La laïcité Une voie pour sortir de la théocratie
A. Berrada : En dépit de l’admiration et du respect que j’ai pour les jeunes du 20 février, j’ai la faiblesse de leur formuler une critique, fraternelle mais sévère. J’ai le sentiment qu’ils se sont trompé de combat : en pensant lutter pour la démocratie, ils ne luttent, pour l’instant, que pour la théocratie. Puisqu’ils acceptent, implicitement, que l’islam continue de régir l’Etat marocain et la société marocaine. Dieu est toujours là pour régir la terre marocaine à travers son représentant, le roi, commandeur des croyants. Je ne sais pas à quoi ça correspond cette notion d’ailleurs, si ce n’est tromper les hommes. Il est inconcevable que la démocratie, avec quelque régime que ce soit, républicain ou monarchique parlementaire, puisse vivre avec une religion au-dessus. Ces deux notions sont par définition inconciliables. Et puis, la démocratie est une affaire humaine, exclusivement humaine. Le 20 février doit prendre le temps de réfléchir pour élargir le champ de ses revendications et aller à l’essentiel. La laïcité en fait partie.

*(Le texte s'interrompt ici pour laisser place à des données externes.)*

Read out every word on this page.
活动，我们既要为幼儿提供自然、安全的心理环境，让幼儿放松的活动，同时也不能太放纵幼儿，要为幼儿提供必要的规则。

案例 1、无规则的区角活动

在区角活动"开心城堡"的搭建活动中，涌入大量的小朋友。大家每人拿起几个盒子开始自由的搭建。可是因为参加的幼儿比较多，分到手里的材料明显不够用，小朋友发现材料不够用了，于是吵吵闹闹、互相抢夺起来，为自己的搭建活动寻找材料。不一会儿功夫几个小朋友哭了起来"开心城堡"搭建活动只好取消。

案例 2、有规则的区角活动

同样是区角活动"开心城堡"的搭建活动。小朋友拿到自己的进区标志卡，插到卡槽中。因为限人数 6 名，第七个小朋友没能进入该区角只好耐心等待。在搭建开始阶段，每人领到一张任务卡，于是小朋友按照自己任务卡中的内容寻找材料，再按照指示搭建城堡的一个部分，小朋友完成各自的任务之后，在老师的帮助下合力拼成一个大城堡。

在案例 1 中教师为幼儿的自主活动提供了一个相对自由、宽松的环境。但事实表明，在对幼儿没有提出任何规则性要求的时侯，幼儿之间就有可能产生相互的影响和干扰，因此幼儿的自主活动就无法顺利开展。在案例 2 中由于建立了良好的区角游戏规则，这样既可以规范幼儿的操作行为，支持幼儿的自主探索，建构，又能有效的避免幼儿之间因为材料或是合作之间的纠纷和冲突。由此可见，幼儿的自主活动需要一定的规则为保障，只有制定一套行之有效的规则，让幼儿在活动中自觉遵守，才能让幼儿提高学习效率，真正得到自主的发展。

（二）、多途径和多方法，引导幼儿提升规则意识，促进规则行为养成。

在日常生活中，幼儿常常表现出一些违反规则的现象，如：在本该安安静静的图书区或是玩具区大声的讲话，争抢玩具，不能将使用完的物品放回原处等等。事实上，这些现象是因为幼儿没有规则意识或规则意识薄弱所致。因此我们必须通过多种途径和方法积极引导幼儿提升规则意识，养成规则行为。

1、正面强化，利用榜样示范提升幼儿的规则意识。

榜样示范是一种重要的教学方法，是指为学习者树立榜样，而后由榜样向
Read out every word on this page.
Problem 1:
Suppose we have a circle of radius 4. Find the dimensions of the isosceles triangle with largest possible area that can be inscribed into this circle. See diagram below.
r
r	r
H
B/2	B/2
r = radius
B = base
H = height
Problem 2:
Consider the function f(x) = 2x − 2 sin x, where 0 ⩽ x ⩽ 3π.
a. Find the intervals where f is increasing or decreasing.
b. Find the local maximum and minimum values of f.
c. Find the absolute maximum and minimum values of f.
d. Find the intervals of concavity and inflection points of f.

Y. Benmoumen : Je ne pense pas que l’on puisse raisonnablement demander à ce mouvement, avec toutes ses sensibilités politiques, de se prononcer à l’échelle nationale avec un mot d’ordre d’une telle portée. C’est une idée que j’aime beaucoup, mais c’est un terme que je déplore : il génère plus de malentendus qu’il ne règle de problèmes. Si on s’arrête à la sociologie des gens qui ont manifesté au Maroc, je ne pense pas que la laïcité fasse adhérer grand-monde. Je me demande aussi si elle est bien nécessaire. L’idée même de laïcité a été utilisée en France comme élément de combat contre la religion, parce que celle-ci a pris position politiquement. L’église était royaliste et donc, pour instaurer la démocratie, il fallait la sortir du champ politique. Le seul pays qui ait inscrit la laïcité telle qu’elle est dans sa Constitution, c’est la Turquie en 1935. Mais la pratique qu’ils en ont eue est fondamentalement différente. J’aime à dire que le Maroc et la Turquie ont exactement le même rapport avec la religion, avec des mots différents. En Turquie, on appelle ça laïcité, chez nous, on l’appelle commanderie des croyants.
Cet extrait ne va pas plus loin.